Müslümanlara İşkence
Pakistan basınında 11 Eylül'ün ardından ABD'de yakalanan Müslümanlara yönelik çirkin davranışları konu alan çok sayıda makale yayınlandı. Bunlardan biri de Lahor News'de çıkan ve 19 Eylül'de vizesi bittiği için yakalanan Hasnain Cavid'in çektiği acıları anlatan "Nefret Suçlusu Kurbanının Günlüğü" başlıklı yazı. Missisipi'deki cezaevinde bir mahkum tarafından dövülen Cavid, dişi kılınca, gardiyanı çağırmış. Bunun üzerine Cavid'i tekrar dövmeye başlayan çok sayıda adamın ağzından da şu sözler dökülüyordu: "Hey Bin Ladin, bu daha ilk raunt. Bunun gibi daha on raunt var." Pakistan basınında bunun gibi onlarca hikaye var ve bunların birçoğu doğru gibi gözüküyor.
İslam'a Saygı Azaldı mı?
Müslümanları öfkelendiren bir başka konu da Batı'nın İslam'a karşı saygıdaki ikiyüzlülüğü. Kutsal oruç ayı Ramazan'da askeri operasyona ara vermeyeceğiz, ki dünyaya da böyle söyledik. 1980-1988 İran-Irak savaşı Ramazan'da devam etmişti, Arap-İsrail savaşları da. Bu doğru. Peki ama neden İslam'a saygı adına, bombardımanın ilk cumasında bombardımana ara vermek gibi bir şova kalkıştık? O zamanlar İslam'a daha fazla mı saygı duyuyorduk? Yoksa Taliban'ı hala bölemediğimiz için saygıyı bir kenara mı atıyoruz? Birkaç gün önce Peşaverli bir gazeteci bana "Neden Bin Ladin'i bizim dinimizden ayrı tutmaya çalıştığını anlıyorum" demişti. "Elbette, bize bunun bir din savaşı olmadığını anlatmaya çalışıyorsunuz, ama lütfen, lütfen bize İslam'a saygı duyduğunuzu söylemekte, vazgeçin." Pakistan'da duyduğum bir başka kaygı verici tartışma da, Bush'un dediği üzere, eğer New York ve Washington'daki saldırılar "medeniyet"e yönelikse o zaman Müslümanlar neden Afganistan'a yönelik saldırıların İslam'a karşı olduğunu algılamasın? Pakistanlılar, Avustralyalıların da ikiyüzlülüğünü hemen ortaya çıkardı. Bir yandan Bin Ladin'e karşı savaşmak için can atan Avustralya, Afgan mültecileri yerlerinden etmek için silahlı askerler gönderdi. Avustralyalılar Afganistan'ı bombalamak istiyor, ancak Afgan mültecilere yardım etmiyor.

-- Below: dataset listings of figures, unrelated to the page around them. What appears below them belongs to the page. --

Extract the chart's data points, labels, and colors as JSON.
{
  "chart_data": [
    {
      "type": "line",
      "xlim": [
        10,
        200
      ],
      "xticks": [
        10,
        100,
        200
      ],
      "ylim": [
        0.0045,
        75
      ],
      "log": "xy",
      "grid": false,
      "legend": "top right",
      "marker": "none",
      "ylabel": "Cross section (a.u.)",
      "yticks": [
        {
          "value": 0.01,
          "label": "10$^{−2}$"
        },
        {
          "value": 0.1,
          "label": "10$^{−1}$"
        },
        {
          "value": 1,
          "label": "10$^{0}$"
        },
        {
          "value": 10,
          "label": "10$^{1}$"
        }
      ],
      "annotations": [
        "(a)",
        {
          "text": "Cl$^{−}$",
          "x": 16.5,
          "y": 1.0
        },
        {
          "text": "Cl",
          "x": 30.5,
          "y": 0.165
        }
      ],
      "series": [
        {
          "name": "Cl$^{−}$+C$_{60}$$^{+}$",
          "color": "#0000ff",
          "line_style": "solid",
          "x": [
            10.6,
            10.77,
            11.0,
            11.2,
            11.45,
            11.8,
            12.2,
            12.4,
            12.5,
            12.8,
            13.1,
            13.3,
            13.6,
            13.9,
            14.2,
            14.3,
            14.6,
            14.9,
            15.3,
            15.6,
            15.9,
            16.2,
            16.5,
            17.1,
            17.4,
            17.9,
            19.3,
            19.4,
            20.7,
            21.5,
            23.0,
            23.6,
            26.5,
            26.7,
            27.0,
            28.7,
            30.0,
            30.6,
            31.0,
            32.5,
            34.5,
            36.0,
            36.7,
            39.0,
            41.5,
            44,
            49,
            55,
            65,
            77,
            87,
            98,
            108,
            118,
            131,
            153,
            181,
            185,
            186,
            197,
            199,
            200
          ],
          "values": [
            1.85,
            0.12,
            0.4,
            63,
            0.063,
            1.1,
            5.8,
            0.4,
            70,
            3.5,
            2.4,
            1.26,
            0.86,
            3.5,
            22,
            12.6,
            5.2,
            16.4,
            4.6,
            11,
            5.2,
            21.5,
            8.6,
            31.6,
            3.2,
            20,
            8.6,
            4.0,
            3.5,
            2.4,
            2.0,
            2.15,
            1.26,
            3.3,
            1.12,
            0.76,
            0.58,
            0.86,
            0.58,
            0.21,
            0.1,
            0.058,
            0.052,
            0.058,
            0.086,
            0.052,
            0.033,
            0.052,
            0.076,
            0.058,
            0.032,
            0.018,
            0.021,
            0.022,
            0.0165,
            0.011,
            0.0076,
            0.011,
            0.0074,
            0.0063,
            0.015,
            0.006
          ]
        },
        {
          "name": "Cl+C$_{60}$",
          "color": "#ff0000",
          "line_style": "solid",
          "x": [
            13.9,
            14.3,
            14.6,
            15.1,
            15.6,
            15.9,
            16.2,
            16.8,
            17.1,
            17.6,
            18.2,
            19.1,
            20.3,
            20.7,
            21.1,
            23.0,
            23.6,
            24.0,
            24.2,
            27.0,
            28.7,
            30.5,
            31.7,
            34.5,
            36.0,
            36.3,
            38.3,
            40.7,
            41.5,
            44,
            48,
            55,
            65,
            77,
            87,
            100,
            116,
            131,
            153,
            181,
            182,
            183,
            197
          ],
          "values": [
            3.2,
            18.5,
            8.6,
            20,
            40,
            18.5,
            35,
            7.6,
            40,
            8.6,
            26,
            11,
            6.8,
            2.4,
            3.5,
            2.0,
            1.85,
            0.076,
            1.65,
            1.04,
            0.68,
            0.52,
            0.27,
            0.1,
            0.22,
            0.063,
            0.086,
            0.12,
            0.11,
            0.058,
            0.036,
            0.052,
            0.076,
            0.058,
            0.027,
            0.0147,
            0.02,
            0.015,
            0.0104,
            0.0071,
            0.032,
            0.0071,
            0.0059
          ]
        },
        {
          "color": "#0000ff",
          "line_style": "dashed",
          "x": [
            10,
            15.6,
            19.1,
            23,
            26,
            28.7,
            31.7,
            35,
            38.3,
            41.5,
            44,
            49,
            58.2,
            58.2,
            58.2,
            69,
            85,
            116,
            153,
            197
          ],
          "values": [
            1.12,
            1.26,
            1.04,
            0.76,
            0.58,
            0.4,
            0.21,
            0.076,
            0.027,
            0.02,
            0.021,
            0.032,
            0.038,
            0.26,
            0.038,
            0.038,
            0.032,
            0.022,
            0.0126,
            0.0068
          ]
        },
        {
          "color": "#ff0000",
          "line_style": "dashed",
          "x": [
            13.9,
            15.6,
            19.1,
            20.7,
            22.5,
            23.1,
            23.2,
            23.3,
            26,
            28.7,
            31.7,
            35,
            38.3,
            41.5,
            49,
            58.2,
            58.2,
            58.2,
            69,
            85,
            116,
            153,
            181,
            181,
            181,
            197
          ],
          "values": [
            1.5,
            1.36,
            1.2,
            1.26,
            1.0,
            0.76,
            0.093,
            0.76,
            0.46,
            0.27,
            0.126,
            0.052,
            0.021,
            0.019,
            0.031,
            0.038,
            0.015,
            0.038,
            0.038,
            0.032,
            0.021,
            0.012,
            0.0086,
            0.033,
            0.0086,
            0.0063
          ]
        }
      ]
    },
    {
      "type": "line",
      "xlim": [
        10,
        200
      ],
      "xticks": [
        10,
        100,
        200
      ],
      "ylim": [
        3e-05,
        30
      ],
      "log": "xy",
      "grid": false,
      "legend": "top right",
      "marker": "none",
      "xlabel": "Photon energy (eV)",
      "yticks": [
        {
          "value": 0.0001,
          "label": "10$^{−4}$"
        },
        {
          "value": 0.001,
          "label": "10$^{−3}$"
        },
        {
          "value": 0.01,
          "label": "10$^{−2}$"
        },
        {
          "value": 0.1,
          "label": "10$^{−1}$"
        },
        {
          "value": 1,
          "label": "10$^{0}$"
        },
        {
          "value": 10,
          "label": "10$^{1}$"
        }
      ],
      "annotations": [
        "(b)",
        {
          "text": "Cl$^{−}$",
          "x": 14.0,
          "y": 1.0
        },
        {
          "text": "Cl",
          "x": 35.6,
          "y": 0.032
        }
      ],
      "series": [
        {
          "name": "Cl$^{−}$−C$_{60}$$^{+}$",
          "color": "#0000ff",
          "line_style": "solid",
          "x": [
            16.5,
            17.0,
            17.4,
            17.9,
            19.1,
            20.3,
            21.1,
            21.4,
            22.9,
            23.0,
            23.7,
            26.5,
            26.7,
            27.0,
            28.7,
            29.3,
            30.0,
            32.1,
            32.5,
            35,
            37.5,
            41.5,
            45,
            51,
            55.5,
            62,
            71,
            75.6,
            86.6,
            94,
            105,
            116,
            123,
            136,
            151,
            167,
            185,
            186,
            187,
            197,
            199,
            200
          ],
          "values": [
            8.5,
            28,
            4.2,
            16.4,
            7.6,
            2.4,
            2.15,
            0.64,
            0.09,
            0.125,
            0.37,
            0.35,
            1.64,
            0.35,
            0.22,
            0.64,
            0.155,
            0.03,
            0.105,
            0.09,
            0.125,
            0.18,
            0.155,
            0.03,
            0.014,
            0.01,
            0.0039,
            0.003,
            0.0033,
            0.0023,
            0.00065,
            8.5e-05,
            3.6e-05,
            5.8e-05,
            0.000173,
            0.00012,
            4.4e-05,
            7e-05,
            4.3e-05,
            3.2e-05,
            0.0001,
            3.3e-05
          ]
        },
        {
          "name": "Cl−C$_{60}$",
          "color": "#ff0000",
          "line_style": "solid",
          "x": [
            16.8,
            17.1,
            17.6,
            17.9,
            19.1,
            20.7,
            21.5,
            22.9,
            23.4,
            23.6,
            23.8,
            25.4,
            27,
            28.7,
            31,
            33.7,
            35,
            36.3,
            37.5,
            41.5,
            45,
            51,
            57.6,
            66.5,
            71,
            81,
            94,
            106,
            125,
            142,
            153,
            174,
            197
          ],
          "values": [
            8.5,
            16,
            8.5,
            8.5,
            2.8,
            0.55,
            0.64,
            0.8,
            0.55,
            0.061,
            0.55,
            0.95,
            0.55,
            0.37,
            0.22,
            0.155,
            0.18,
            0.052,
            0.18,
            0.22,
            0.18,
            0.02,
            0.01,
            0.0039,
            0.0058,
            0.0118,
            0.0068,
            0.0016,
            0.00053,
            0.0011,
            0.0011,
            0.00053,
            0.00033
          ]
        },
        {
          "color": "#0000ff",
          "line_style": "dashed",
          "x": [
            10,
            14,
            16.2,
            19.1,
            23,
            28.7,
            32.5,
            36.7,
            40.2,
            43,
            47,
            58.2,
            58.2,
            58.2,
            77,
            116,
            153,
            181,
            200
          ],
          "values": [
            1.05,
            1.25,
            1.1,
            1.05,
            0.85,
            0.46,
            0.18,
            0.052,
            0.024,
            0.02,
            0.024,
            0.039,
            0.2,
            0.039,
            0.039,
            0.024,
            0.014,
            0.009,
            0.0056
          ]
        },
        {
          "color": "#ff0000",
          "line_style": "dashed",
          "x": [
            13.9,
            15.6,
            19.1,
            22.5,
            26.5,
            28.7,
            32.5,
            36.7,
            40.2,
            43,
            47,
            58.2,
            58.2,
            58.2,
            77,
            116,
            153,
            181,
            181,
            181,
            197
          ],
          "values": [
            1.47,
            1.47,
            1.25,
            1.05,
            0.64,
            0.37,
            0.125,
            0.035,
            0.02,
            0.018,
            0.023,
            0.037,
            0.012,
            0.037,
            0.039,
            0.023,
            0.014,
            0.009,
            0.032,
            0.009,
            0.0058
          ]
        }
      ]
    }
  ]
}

Pakistan ise 2.5 milyon Afgan mülteciyi barındırıyor. Bu çelişki elbette ki bizim televizyon kanallarımızda yeterince yer almıyor. Pakistan'da son birkaç hafta içinde olduğu gibi, hiçbir zaman gazetecilere yönelik böyle bir öfke görmedim. Bu beni hiç şaşırtmıyor.